The last example is epitomized by the case of Orlando Figueroa, a 21-year-old Afro-Venezuelan who was drenched in gasoline and lit on fire on May 20 by a white Venezuelan opposition protester for “being Chavista.” Enzo Franchini Oliveros, identified as Figueroa’s murderer, was assisted by other demonstrators who have not yet been detained.
Figueroa, who worked as a parking attendant and came from humble working-class roots, died several days later. At least 23 people have been burned alive by opposition protesters, according to Red58.org, a Venezuelan watchdog media group that exposes right-wing violence.
Similar terrorist tactics have also been used in Syria by the Wahhabi-linked militants. Like their Venezuelan counterparts, Syrian opposition protesters have torched public infrastructure and killed civilians accused of “being Assadists.” Their violent military campaigns against pro-government, anti-imperialist citizens have also claimed hundreds, if not thousands, of lives.
Two terrorist acts committed by the Syrian opposition, however, stand out as the most gruesome.

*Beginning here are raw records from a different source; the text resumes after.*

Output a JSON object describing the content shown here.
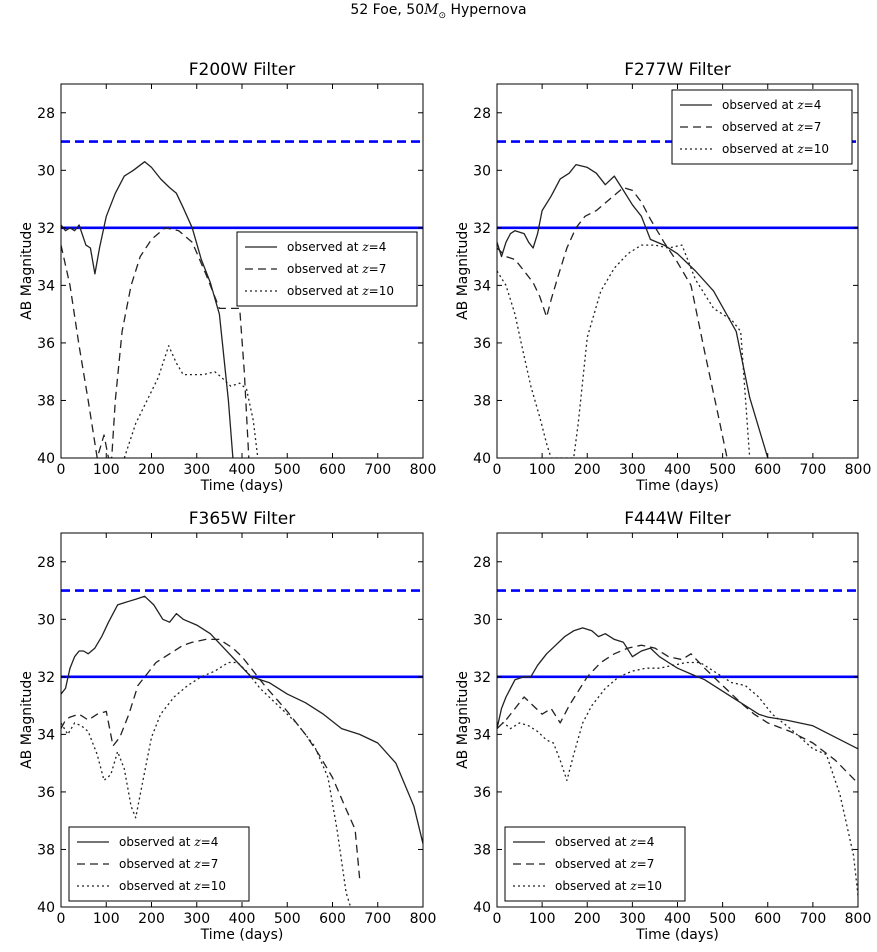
{
  "figure": {
    "suptitle_pre": "52 Foe, 50",
    "suptitle_msym": "M",
    "suptitle_sub": "⊙",
    "suptitle_post": " Hypernova"
  },
  "legend": {
    "prefix": "observed at ",
    "var": "z",
    "entries": [
      "=4",
      "=7",
      "=10"
    ]
  },
  "chart_data": [
    {
      "type": "line",
      "title": "F200W Filter",
      "xlabel": "Time (days)",
      "ylabel": "AB Magnitude",
      "xlim": [
        0,
        800
      ],
      "ylim": [
        40,
        27
      ],
      "xticks": [
        0,
        100,
        200,
        300,
        400,
        500,
        600,
        700,
        800
      ],
      "yticks": [
        28,
        30,
        32,
        34,
        36,
        38,
        40
      ],
      "legend_loc": "center-right",
      "hlines": [
        {
          "y": 29,
          "style": "dashed",
          "color": "#0000ff"
        },
        {
          "y": 32,
          "style": "solid",
          "color": "#0000ff"
        }
      ],
      "series": [
        {
          "name": "observed at z=4",
          "style": "solid",
          "x": [
            0,
            10,
            20,
            30,
            40,
            55,
            65,
            75,
            85,
            100,
            120,
            140,
            160,
            185,
            200,
            220,
            240,
            255,
            270,
            290,
            310,
            330,
            350,
            370,
            380
          ],
          "y": [
            31.9,
            32.1,
            32.0,
            32.1,
            31.9,
            32.6,
            32.7,
            33.6,
            32.7,
            31.6,
            30.8,
            30.2,
            30.0,
            29.7,
            29.9,
            30.3,
            30.6,
            30.8,
            31.3,
            32.0,
            33.1,
            33.9,
            35.0,
            38.0,
            40.0
          ]
        },
        {
          "name": "observed at z=7",
          "style": "dashed",
          "x": [
            0,
            20,
            40,
            60,
            80,
            95,
            105,
            112,
            120,
            135,
            155,
            175,
            200,
            230,
            260,
            290,
            320,
            350,
            370,
            385,
            395,
            405,
            415
          ],
          "y": [
            32.6,
            34.0,
            36.1,
            38.0,
            40.0,
            39.2,
            40.0,
            40.0,
            38.0,
            35.6,
            34.0,
            33.0,
            32.4,
            32.0,
            32.1,
            32.5,
            33.6,
            34.8,
            34.8,
            34.8,
            34.8,
            37.0,
            40.0
          ]
        },
        {
          "name": "observed at z=10",
          "style": "dotted",
          "x": [
            140,
            165,
            190,
            215,
            238,
            255,
            270,
            290,
            315,
            340,
            355,
            375,
            395,
            410,
            425,
            435
          ],
          "y": [
            40.0,
            38.8,
            38.0,
            37.2,
            36.1,
            36.7,
            37.1,
            37.1,
            37.1,
            37.0,
            37.2,
            37.5,
            37.4,
            37.6,
            38.7,
            40.0
          ]
        }
      ]
    },
    {
      "type": "line",
      "title": "F277W Filter",
      "xlabel": "Time (days)",
      "ylabel": "AB Magnitude",
      "xlim": [
        0,
        800
      ],
      "ylim": [
        40,
        27
      ],
      "xticks": [
        0,
        100,
        200,
        300,
        400,
        500,
        600,
        700,
        800
      ],
      "yticks": [
        28,
        30,
        32,
        34,
        36,
        38,
        40
      ],
      "legend_loc": "upper-right",
      "hlines": [
        {
          "y": 29,
          "style": "dashed",
          "color": "#0000ff"
        },
        {
          "y": 32,
          "style": "solid",
          "color": "#0000ff"
        }
      ],
      "series": [
        {
          "name": "observed at z=4",
          "style": "solid",
          "x": [
            0,
            10,
            20,
            30,
            40,
            60,
            70,
            80,
            90,
            100,
            120,
            140,
            160,
            175,
            200,
            220,
            240,
            260,
            280,
            300,
            320,
            340,
            370,
            400,
            440,
            480,
            530,
            560,
            600
          ],
          "y": [
            32.5,
            33.0,
            32.5,
            32.2,
            32.1,
            32.2,
            32.5,
            32.7,
            32.2,
            31.4,
            30.9,
            30.3,
            30.1,
            29.8,
            29.9,
            30.1,
            30.5,
            30.2,
            30.7,
            31.2,
            31.6,
            32.4,
            32.6,
            32.9,
            33.5,
            34.2,
            35.6,
            37.9,
            40.0
          ]
        },
        {
          "name": "observed at z=7",
          "style": "dashed",
          "x": [
            0,
            20,
            40,
            60,
            80,
            95,
            110,
            120,
            135,
            155,
            175,
            195,
            220,
            250,
            280,
            300,
            320,
            340,
            370,
            400,
            430,
            460,
            490,
            510
          ],
          "y": [
            32.7,
            33.0,
            33.1,
            33.5,
            33.9,
            34.4,
            35.1,
            34.5,
            33.7,
            32.7,
            32.0,
            31.6,
            31.4,
            31.0,
            30.6,
            30.7,
            31.1,
            31.7,
            32.5,
            33.2,
            34.0,
            36.3,
            38.5,
            40.0
          ]
        },
        {
          "name": "observed at z=10",
          "style": "dotted",
          "x": [
            0,
            20,
            40,
            55,
            75,
            95,
            110,
            120,
            135,
            155,
            170,
            180,
            200,
            230,
            260,
            290,
            320,
            350,
            380,
            410,
            440,
            480,
            520,
            540,
            550,
            560
          ],
          "y": [
            33.5,
            34.0,
            35.0,
            36.1,
            37.5,
            38.6,
            39.5,
            40.0,
            40.0,
            40.0,
            40.0,
            38.8,
            35.8,
            34.2,
            33.4,
            32.9,
            32.6,
            32.6,
            32.7,
            32.6,
            33.8,
            34.8,
            35.2,
            35.6,
            37.8,
            40.0
          ]
        }
      ]
    },
    {
      "type": "line",
      "title": "F365W Filter",
      "xlabel": "Time (days)",
      "ylabel": "AB Magnitude",
      "xlim": [
        0,
        800
      ],
      "ylim": [
        40,
        27
      ],
      "xticks": [
        0,
        100,
        200,
        300,
        400,
        500,
        600,
        700,
        800
      ],
      "yticks": [
        28,
        30,
        32,
        34,
        36,
        38,
        40
      ],
      "legend_loc": "lower-left",
      "hlines": [
        {
          "y": 29,
          "style": "dashed",
          "color": "#0000ff"
        },
        {
          "y": 32,
          "style": "solid",
          "color": "#0000ff"
        }
      ],
      "series": [
        {
          "name": "observed at z=4",
          "style": "solid",
          "x": [
            0,
            10,
            20,
            30,
            40,
            50,
            60,
            75,
            90,
            105,
            125,
            145,
            165,
            185,
            205,
            225,
            240,
            255,
            270,
            300,
            330,
            360,
            390,
            420,
            460,
            500,
            540,
            580,
            620,
            660,
            700,
            740,
            780,
            800
          ],
          "y": [
            32.6,
            32.4,
            31.7,
            31.3,
            31.1,
            31.1,
            31.2,
            31.0,
            30.6,
            30.1,
            29.5,
            29.4,
            29.3,
            29.2,
            29.5,
            30.0,
            30.1,
            29.8,
            30.0,
            30.2,
            30.5,
            31.0,
            31.5,
            32.0,
            32.2,
            32.6,
            32.9,
            33.3,
            33.8,
            34.0,
            34.3,
            35.0,
            36.5,
            37.8
          ]
        },
        {
          "name": "observed at z=7",
          "style": "dashed",
          "x": [
            0,
            10,
            20,
            40,
            60,
            80,
            100,
            115,
            130,
            150,
            170,
            190,
            210,
            230,
            250,
            270,
            290,
            320,
            350,
            380,
            400,
            420,
            450,
            500,
            540,
            570,
            600,
            630,
            650,
            660
          ],
          "y": [
            33.8,
            33.5,
            33.4,
            33.3,
            33.5,
            33.3,
            33.2,
            34.4,
            34.1,
            33.3,
            32.3,
            31.9,
            31.5,
            31.3,
            31.1,
            30.9,
            30.8,
            30.7,
            30.7,
            31.0,
            31.3,
            31.7,
            32.3,
            33.2,
            34.0,
            34.7,
            35.5,
            36.6,
            37.3,
            39.0
          ]
        },
        {
          "name": "observed at z=10",
          "style": "dotted",
          "x": [
            0,
            15,
            30,
            45,
            60,
            80,
            95,
            110,
            125,
            140,
            155,
            165,
            180,
            200,
            220,
            250,
            280,
            310,
            340,
            370,
            390,
            410,
            440,
            480,
            520,
            560,
            590,
            610,
            630,
            640
          ],
          "y": [
            33.6,
            34.0,
            33.6,
            33.7,
            33.9,
            34.7,
            35.6,
            35.4,
            34.6,
            35.2,
            36.5,
            36.9,
            35.7,
            34.1,
            33.3,
            32.7,
            32.3,
            32.0,
            31.8,
            31.5,
            31.5,
            31.8,
            32.4,
            33.0,
            33.6,
            34.4,
            35.5,
            37.3,
            39.5,
            40.0
          ]
        }
      ]
    },
    {
      "type": "line",
      "title": "F444W Filter",
      "xlabel": "Time (days)",
      "ylabel": "AB Magnitude",
      "xlim": [
        0,
        800
      ],
      "ylim": [
        40,
        27
      ],
      "xticks": [
        0,
        100,
        200,
        300,
        400,
        500,
        600,
        700,
        800
      ],
      "yticks": [
        28,
        30,
        32,
        34,
        36,
        38,
        40
      ],
      "legend_loc": "lower-left",
      "hlines": [
        {
          "y": 29,
          "style": "dashed",
          "color": "#0000ff"
        },
        {
          "y": 32,
          "style": "solid",
          "color": "#0000ff"
        }
      ],
      "series": [
        {
          "name": "observed at z=4",
          "style": "solid",
          "x": [
            0,
            10,
            20,
            40,
            60,
            75,
            90,
            110,
            130,
            150,
            170,
            190,
            210,
            225,
            240,
            260,
            280,
            300,
            320,
            340,
            360,
            380,
            400,
            430,
            460,
            500,
            540,
            580,
            600,
            640,
            700,
            750,
            800
          ],
          "y": [
            33.8,
            33.1,
            32.7,
            32.1,
            32.0,
            32.0,
            31.6,
            31.2,
            30.9,
            30.6,
            30.4,
            30.3,
            30.4,
            30.6,
            30.5,
            30.7,
            30.8,
            31.3,
            31.1,
            31.0,
            31.3,
            31.5,
            31.7,
            31.9,
            32.1,
            32.5,
            32.9,
            33.3,
            33.4,
            33.5,
            33.7,
            34.1,
            34.5
          ]
        },
        {
          "name": "observed at z=7",
          "style": "dashed",
          "x": [
            0,
            20,
            40,
            60,
            80,
            100,
            120,
            140,
            160,
            180,
            200,
            230,
            260,
            290,
            320,
            350,
            380,
            410,
            430,
            460,
            500,
            540,
            570,
            600,
            650,
            700,
            750,
            800
          ],
          "y": [
            33.8,
            33.5,
            33.1,
            32.7,
            33.0,
            33.3,
            33.1,
            33.6,
            33.0,
            32.5,
            32.0,
            31.5,
            31.2,
            31.0,
            30.9,
            31.0,
            31.3,
            31.4,
            31.2,
            31.7,
            32.3,
            32.9,
            33.3,
            33.6,
            33.9,
            34.3,
            34.9,
            35.7
          ]
        },
        {
          "name": "observed at z=10",
          "style": "dotted",
          "x": [
            0,
            15,
            30,
            50,
            70,
            90,
            110,
            125,
            140,
            155,
            170,
            190,
            210,
            240,
            270,
            300,
            330,
            360,
            390,
            420,
            450,
            480,
            520,
            550,
            580,
            610,
            650,
            700,
            730,
            760,
            790,
            800
          ],
          "y": [
            33.6,
            33.6,
            33.8,
            33.6,
            33.7,
            33.9,
            34.2,
            34.3,
            34.9,
            35.6,
            34.7,
            33.6,
            33.0,
            32.4,
            32.0,
            31.8,
            31.7,
            31.7,
            31.6,
            31.5,
            31.5,
            31.8,
            32.2,
            32.3,
            32.7,
            33.3,
            33.8,
            34.5,
            34.7,
            36.1,
            38.2,
            39.6
          ]
        }
      ]
    }
  ]
}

The first involved Abu Sakkar, a former FSA fighter who cut out the heart of a fallen Syrian Arab Army soldier in 2013 and ate it in front of other “moderate rebels.” The incident was recorded on video. The second involved members of the U.S.-funded terrorist group Nour al-Din al-Zenki Movement, which beheaded a young child near Aleppo in 2016. This act was also recorded on video.
These incidents, to the discomfort of pro-imperialist liberals who defend these criminals as “freedom fighters” and “revolutionaries,” demonstrate that both the Venezuelan and Syrian opposition commit acts of terrorism that are largely overlooked.